Bug 91857 - i965 spilling is slow
Summary: i965 spilling is slow
Status: RESOLVED FIXED
Alias: None
Product: Mesa
Classification: Unclassified
Component: Drivers/DRI/i965 (show other bugs)
Version: unspecified
Hardware: x86 (IA32) Linux (All)
: medium normal
Assignee: Ian Romanick
QA Contact: Intel 3D Bugs Mailing List
URL:
Whiteboard:
Keywords:
Depends on:
Blocks:
 
Reported: 2015-09-02 23:28 UTC by Clive McCarthy
Modified: 2019-05-28 08:07 UTC (History)
4 users (show)

See Also:
i915 platform:
i915 features:


Attachments
fragment shader (24.29 KB, text/plain)
2015-09-03 18:12 UTC, Clive McCarthy
Details
piglit shader_runner shader test (24.53 KB, text/plain)
2015-09-06 23:23 UTC, Jordan Justen
Details

Description Clive McCarthy 2015-09-02 23:28:41 UTC
The Mesa linker is dreadfully slow. Compilation of my GLSL source on an i3-4010U takes just 63.9ms.

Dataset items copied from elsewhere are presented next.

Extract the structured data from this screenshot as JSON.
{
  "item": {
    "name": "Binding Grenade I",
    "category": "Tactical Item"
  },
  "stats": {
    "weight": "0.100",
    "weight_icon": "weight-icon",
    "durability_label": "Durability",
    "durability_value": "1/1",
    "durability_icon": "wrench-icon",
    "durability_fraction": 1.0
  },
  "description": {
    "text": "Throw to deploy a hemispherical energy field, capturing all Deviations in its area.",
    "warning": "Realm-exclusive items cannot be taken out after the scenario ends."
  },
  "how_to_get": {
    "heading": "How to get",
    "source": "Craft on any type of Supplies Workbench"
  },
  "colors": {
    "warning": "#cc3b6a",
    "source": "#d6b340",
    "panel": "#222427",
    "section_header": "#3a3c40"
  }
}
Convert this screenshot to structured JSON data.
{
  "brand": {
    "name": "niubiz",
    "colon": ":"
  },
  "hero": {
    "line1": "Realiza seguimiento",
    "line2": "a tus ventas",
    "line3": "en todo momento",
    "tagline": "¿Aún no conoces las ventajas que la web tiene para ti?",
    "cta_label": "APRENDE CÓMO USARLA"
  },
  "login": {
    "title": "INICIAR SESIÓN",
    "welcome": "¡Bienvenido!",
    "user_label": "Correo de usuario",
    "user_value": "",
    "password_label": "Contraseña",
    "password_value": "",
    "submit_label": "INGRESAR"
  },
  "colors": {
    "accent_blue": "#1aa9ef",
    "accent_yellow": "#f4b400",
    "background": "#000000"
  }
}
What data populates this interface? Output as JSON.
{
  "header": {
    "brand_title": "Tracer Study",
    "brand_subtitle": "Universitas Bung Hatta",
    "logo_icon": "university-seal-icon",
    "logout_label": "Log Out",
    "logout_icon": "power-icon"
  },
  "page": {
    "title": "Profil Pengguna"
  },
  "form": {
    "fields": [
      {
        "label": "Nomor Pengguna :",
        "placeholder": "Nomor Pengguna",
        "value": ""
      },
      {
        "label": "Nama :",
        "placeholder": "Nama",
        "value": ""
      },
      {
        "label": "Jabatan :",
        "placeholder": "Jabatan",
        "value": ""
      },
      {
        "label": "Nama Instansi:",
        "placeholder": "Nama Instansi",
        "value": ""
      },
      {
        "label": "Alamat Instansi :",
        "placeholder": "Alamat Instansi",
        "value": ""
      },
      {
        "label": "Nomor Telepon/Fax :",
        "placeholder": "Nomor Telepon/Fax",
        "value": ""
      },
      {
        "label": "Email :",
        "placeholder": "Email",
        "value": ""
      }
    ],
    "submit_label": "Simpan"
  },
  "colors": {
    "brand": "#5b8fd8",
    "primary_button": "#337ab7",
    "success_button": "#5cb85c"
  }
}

The linker takes 88.2 seconds, yes, seconds.

An apples and oranges comparison: an Nvidia driver on an i7 platform, with the same GLSL code, compiles in 31.1ms and links in 12.5ms.

Proportionately, this makes the Mesa linker 3,400 times slower than the Nvidia linker, apples-to-apples. My guess is that some linkage look-up has bad behaviour as the symbol table size grows.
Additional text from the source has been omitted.